To configure the extension via .vscode/settings.json, add the configuration options as needed to the file:
{
"dj.pythonVenvPath": ".venv", // path to the local Python virtual environment relative to the workspace root
"dj.dbtProjectNames": ["your_project_name"] // optional, configure if you have multiple dbt projects
}
Configuration
DJ offers extensive configuration options to customize your workflow.

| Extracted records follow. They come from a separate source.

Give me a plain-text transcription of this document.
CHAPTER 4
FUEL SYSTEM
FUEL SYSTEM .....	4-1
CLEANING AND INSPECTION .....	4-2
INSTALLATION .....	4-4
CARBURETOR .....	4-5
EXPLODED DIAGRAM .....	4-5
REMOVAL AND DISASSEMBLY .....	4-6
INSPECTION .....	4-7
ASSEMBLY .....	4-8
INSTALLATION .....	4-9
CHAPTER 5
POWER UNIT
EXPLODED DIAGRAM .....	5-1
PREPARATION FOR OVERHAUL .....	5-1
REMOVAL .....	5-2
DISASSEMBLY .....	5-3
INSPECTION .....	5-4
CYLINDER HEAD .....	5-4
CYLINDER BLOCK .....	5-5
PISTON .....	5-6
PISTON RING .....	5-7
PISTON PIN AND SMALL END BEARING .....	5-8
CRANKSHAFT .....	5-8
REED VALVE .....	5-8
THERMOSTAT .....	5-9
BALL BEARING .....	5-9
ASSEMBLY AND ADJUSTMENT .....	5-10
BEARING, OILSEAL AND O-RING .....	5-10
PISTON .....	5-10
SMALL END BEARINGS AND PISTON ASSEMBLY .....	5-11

For a complete reference with examples and troubleshooting, see the Settings Reference Guide.
Quick Configuration
Common settings you'll want to configure first:
{
"dj.pythonVenvPath": ".venv", // Python virtual environment
"dj.trinoPath": "/usr/local/bin", // Trino CLI location
"dj.dbtProjectNames": ["analytics"], // Filter which projects to load
"dj.airflowGenerateDags": true // Enable Airflow DAG generation
}
Look for the DJ (Data JSON) Framework extension panel in the sidebar and click on it.
Under "Actions", click on "Create Source".
Fill the form:
Select Project: Choose your dbt project
Select Trino Catalog: Choose your data catalog
Select Trino Schema: Choose your schema
Select Trino Table: Choose your source table
This creates a .source.json file with full IntelliSense support.
Important: Source data should have been ingested into the Trino catalog as this is where the extension will look for the values for the form fields.
7. Choose Your Path
DJ offers multiple ways to build models - choose what works best for you:
Visual Editor: Use the node-based canvas for interactive model creation
JSON-First: Edit .model.json files directly with full IntelliSense
Guided Tutorial: Run "DJ: Play Tutorial" from the command palette
8. Create Your First Model
Look for the DJ (Data JSON) Framework extension panel in the sidebar and click on it.
Under "Actions", click on "Create Model".
Fill the form:
Select Project: Choose your dbt project
Select Model Type: Choose your model type
Select Group: Choose your business domain
Enter Topic: Enter your data topic
Enter Name: Enter your model name
Save to auto-generate SQL and YAML files
This creates a .model.json file with full IntelliSense support and auto-generates corresponding dbt files.
Important: If you don't see any groups in the dropdown, you need to configure the groups in your dbt project and run dbt parse to generate/update the manifest.json file.
9. Optional: Lightdash Integration
For BI integration, install Lightdash CLI and configure the environment variables:
# Install Lightdash CLI
npm install -g @lightdash/cli
# Configure environment variables
export LIGHTDASH_URL=your-lightdash-url
export LIGHTDASH_PREVIEW_NAME=your-preview-name
export LIGHTDASH_PROJECT=your-project-uuid
export LIGHTDASH_TRINO_HOST=your-trino-host # Optional. Uses host from profiles.yml by default. Set this if running Lightdash and Trino together in Docker locally.
Advanced Configuration: For custom dbt project paths and multiple project support, see Lightdash Configuration Guide.
Model Types
As models in dbt are intended to be reusable building blocks, instead of performing many different types of transformation in single SQL statements (e.g. nested joins and aggregations), each model in DJ is assigned a single type key which describes the primary operation it performs. This was, if two different downstream models need the same tranformation (e.g. an hourly aggregation), they can simply select from that aggregation building block.